All day on October 13, the PT sailors scurried about, getting the little warships ready for a fight. Their preparations made only a ripple in the maelstrom of activity around the islands.

Coast watchers—friendly observers who hid on islands behind the Japanese lines and reported by radio on ship and plane movements—reported a new menace to Guadalcanal. They had spotted a Japanese naval force coming down The Slot, but they said it was made up only of destroyers.

When Lieut. Commander Alan R. Montgomery, the PT squadron commander at Tulagi, heard that only destroyers were coming, he begged off from the fight—on the extraordinary grounds that he preferred waiting for bigger game.

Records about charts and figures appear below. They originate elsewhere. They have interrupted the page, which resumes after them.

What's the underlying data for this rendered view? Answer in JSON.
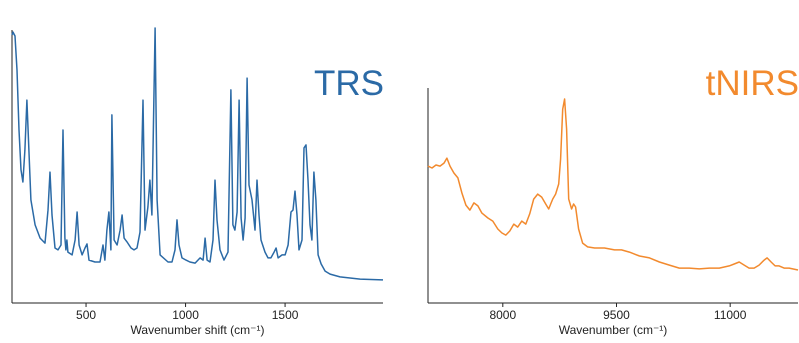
{
  "chart_data": [
    {
      "type": "line",
      "title": "TRS",
      "title_color": "#2b6aa6",
      "color": "#2b6aa6",
      "xlabel": "Wavenumber shift (cm⁻¹)",
      "xlim": [
        128,
        1992
      ],
      "xticks": [
        500,
        1000,
        1500
      ],
      "ylim": [
        0,
        100
      ],
      "x": [
        128,
        133,
        143,
        153,
        163,
        173,
        183,
        193,
        203,
        213,
        223,
        244,
        269,
        294,
        309,
        319,
        329,
        344,
        359,
        374,
        384,
        394,
        399,
        404,
        409,
        430,
        445,
        455,
        465,
        480,
        495,
        505,
        515,
        545,
        570,
        585,
        595,
        605,
        615,
        625,
        630,
        641,
        656,
        671,
        681,
        691,
        706,
        726,
        741,
        756,
        771,
        786,
        796,
        811,
        821,
        831,
        847,
        857,
        872,
        912,
        932,
        947,
        957,
        967,
        982,
        1002,
        1022,
        1048,
        1073,
        1088,
        1098,
        1108,
        1123,
        1138,
        1148,
        1158,
        1173,
        1193,
        1213,
        1228,
        1238,
        1248,
        1259,
        1269,
        1279,
        1289,
        1299,
        1309,
        1319,
        1334,
        1349,
        1359,
        1369,
        1379,
        1399,
        1414,
        1429,
        1445,
        1455,
        1465,
        1485,
        1500,
        1515,
        1530,
        1540,
        1550,
        1560,
        1570,
        1585,
        1595,
        1605,
        1615,
        1625,
        1635,
        1645,
        1655,
        1666,
        1681,
        1701,
        1726,
        1776,
        1877,
        1992
      ],
      "values": [
        97.5,
        98.5,
        97.1,
        84.7,
        62.9,
        48.4,
        44,
        55.6,
        73.8,
        55.6,
        37.5,
        28.4,
        23.6,
        21.8,
        33.8,
        47.6,
        32,
        20,
        19.3,
        21.1,
        62.9,
        23.6,
        19.3,
        22.9,
        18.5,
        17.5,
        22.9,
        33.1,
        21.1,
        17.5,
        20,
        21.5,
        15.6,
        14.9,
        14.9,
        21.1,
        15.6,
        26.5,
        33.1,
        19.3,
        68.4,
        22.9,
        21.1,
        26.5,
        32,
        23.6,
        22.2,
        20,
        19.3,
        20,
        25.8,
        73.8,
        26.5,
        34.9,
        44.7,
        32,
        100,
        37.5,
        17.5,
        14.9,
        14.9,
        19.3,
        30.2,
        21.1,
        16.4,
        15.6,
        14.9,
        14.5,
        16.4,
        15.6,
        23.6,
        15.6,
        14.9,
        22.9,
        44.7,
        30.2,
        19.3,
        15.6,
        18.5,
        77.5,
        28.4,
        26.5,
        33.1,
        73.8,
        30.9,
        22.9,
        30.9,
        81.8,
        42.9,
        37.5,
        26.5,
        44.7,
        32,
        22.9,
        18.5,
        16.4,
        16.4,
        18.5,
        20,
        16.4,
        17.5,
        17.5,
        21.1,
        33.1,
        33.8,
        40.7,
        32,
        19.3,
        22.9,
        56.4,
        57.5,
        44.7,
        28.4,
        22.9,
        47.6,
        37.5,
        17.5,
        14.2,
        11.6,
        10.5,
        9.5,
        8.7,
        8.4
      ]
    },
    {
      "type": "line",
      "title": "tNIRS",
      "title_color": "#f28a2e",
      "color": "#f28a2e",
      "xlabel": "Wavenumber (cm⁻¹)",
      "xlim": [
        7013,
        11895
      ],
      "xticks": [
        8000,
        9500,
        11000
      ],
      "ylim": [
        0,
        78.2
      ],
      "x": [
        7013,
        7066,
        7118,
        7171,
        7224,
        7263,
        7303,
        7355,
        7408,
        7460,
        7513,
        7566,
        7618,
        7671,
        7724,
        7803,
        7868,
        7934,
        7987,
        8039,
        8092,
        8145,
        8197,
        8250,
        8303,
        8355,
        8408,
        8461,
        8513,
        8566,
        8605,
        8632,
        8658,
        8697,
        8737,
        8763,
        8790,
        8816,
        8842,
        8869,
        8908,
        8934,
        8961,
        9000,
        9053,
        9119,
        9211,
        9342,
        9474,
        9566,
        9671,
        9803,
        9935,
        10066,
        10198,
        10329,
        10461,
        10593,
        10724,
        10856,
        10987,
        11053,
        11119,
        11185,
        11250,
        11316,
        11382,
        11448,
        11487,
        11540,
        11593,
        11645,
        11711,
        11777,
        11895
      ],
      "values": [
        49.8,
        49.1,
        50.2,
        49.8,
        50.9,
        52.7,
        49.8,
        47.3,
        45.5,
        40,
        35.6,
        33.8,
        36.4,
        35.3,
        32.7,
        30.9,
        29.8,
        26.9,
        25.5,
        24.7,
        26.2,
        28.7,
        27.6,
        29.8,
        28.7,
        32.4,
        37.8,
        39.6,
        38.5,
        36,
        34.2,
        36,
        37.8,
        39.6,
        43.3,
        52.4,
        70.5,
        74.2,
        63.3,
        37.8,
        34.2,
        36,
        34.9,
        26.9,
        21.8,
        20.4,
        20,
        20,
        19.3,
        19.3,
        18.5,
        17.1,
        16.4,
        14.9,
        13.8,
        12.7,
        12.7,
        12.4,
        12.7,
        12.7,
        13.5,
        14.2,
        14.9,
        13.8,
        12.7,
        12.7,
        13.8,
        15.6,
        16.4,
        14.9,
        13.5,
        13.5,
        12.7,
        12.7,
        12
      ]
    }
  ]
}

Montgomery’s decision is not as cocky as it first sounds. The Japanese presumably did not know about the arrival of the PTs on the scene, and if ever a PT was going to shoot a torpedo into a big one—a cruiser or a battleship—it was going to be by surprise. No use tipping off the enemy until the big chance came.

The big chance was really on the way. The coast watchers had underestimated the size of the Japanese force. It was actually built around a pair of battleships, escorted by cruisers and destroyers, all bent on pounding Henderson Field and its pesky planes out of existence.

The Japanese command obviously expected no American naval resistance, because ammunition hoists of the Japanese fleet were loaded with a new kind of thin-skinned shell especially designed for blowing into jagged fragments that would slice planes and people to useless shreds. The bombardment shells would not be much use against armor. The Japanese ammunition load would have been a disaster for the task force if it had run into armored opposition—cruisers or battleships of the American Navy—but the Japanese knew as well as we did that there was little likelihood our badly mauled fleet, manned by exhausted sailors, would be anywhere near the scene. The Japanese sailed down The Slot with one hand voluntarily tied behind them, in a sense, supremely confident that they could pound Henderson Field Without interference.

Shortly after midnight on October 14th, two Japanese battleships opened up on Henderson Field with gigantic 14-inch rifles shooting the special fragmentation and incendiary shells. The two battleships were accompanied by a cruiser and either eight or nine destroyers. A Japanese scouting plane dropped flares to make the shooting easier. An American searchlight at Lunga Point, on Guadalcanal, probed over the water, looking for the Japanese, but American 5-inch guns—the largest American guns ashore—were too short of range to reach the battleships and cruisers even if the searchlight had found them. The big ships hove to and poured in a merciless cascade of explosive.

For almost an hour and a half, Marines, soldiers and Seabees lay in foxholes and suffered while the Cyclopean 14-inchers tore holes in the field, riddled planes with shell fragments, started fires and filled the air with shards from exploding shell casings—shards that could slice a man in two without even changing the pitch of his screams.

At the PT base in Tulagi, Lieut. Commander Montgomery was awakened by the din across the way. He knew that no destroyer force could make that kind of uproar. The earth-shaking cannonading meant that the big boys were shooting up Guadalcanal, blithely assuming that the U. S. Navy was not present.